Matt Wolf, Smalltown Boys, Excerpt
Films and actions like Wolf’s, or the well known out-of-time activist actions of Sharon Hayes, lead me to wonder how re-performance might participate in renewing activist outrage around issues – like HIV/AIDS – too easily and erroneously thought of as being in the past. At play, when actions are performed, just may be the sensual apprehension of our own situated-ness within historical pursuits of justice that stretch, or drag, into the present day.
The University of Chicago’s Smart Museum of Art is the first Chicago museum to step up to the plate and plan a continuously-screened exhibition of David Wojnarowicz’ video, “Fire in My Belly,” in January. The video was removed from the National Portrait Gallery’s exhibition Hide/Seek: Difference and Desire in American Portraiture after religious organizations and right-wing politicians decried the piece as “anti-Christian.” The video will be screened in a continuous loop from January 4 – February 6, 2011. There will also be a faculty panel discussion on the work and the debates surrounding it at a still-to-be-determined date and time in January. Also – you know the video can easily be accessed on YouTube, right? Further details on the Smart’s screening can be found below.

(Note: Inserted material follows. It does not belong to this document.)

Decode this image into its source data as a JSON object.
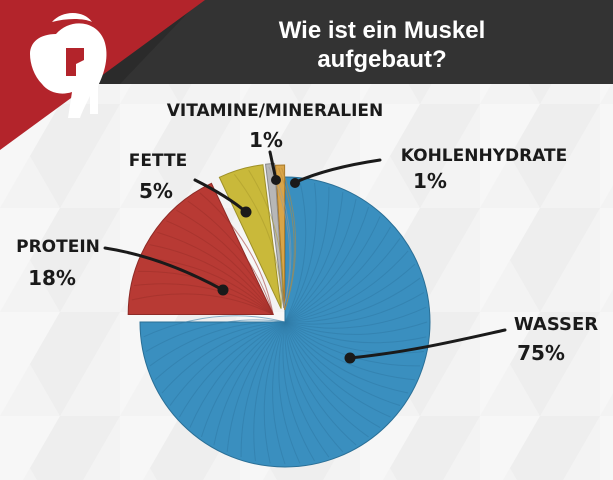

David Wojnarowicz: A Fire in My Belly
January 4 – February 6, 2011
The University of Chicago’s Smart Museum of Art will present David Wojnarowicz’s A Fire in My Belly, joining with institutions across the country to screen the 1987 video work, which was recently removed from the National Portrait Gallery’s exhibition Hide/Seek: Difference and Desire in American Portraiture following protests by a religious group and conservative politicians.
The silent,13-minute version of Wojnarowicz’s unfinished film will be screened from January 4 to February 6, during the first month of the University of Chicago’s winter quarter. It will be shown on a continuous loop as part of the black box video series presented within the Smart Museum’s contemporary galleries.
A faculty panel discussion about the work and debate surrounding it will take place on a January date TBD. It is organized in collaboration with the University’s art history department and Jenn Sichel, a University of Chicago graduate student who served as a research assistant for Hide/Seek and has been a leading voice in protests against the work’s censorship.
“There is no question that Wojnarowicz’s video is provocative,” said Anthony Hirschel, the Dana Feitler Director of the Smart Museum. “However, as a university art museum, the Smart is committed to providing access to important works and to fostering discussion around even the most challenging art. This presentation of A Fire in My Belly gives our audiences have the opportunity to discuss and judge its merits for themselves.”
After it was pulled from Hide/Seek, institutions and galleries around the country have organized screenings and discussions of A Fire in My Belly. A national calendar of screenings and related events is available at www.hideseek.org. Further background and a compilation of statements from museum officials and others is available on the College Art Association’s website.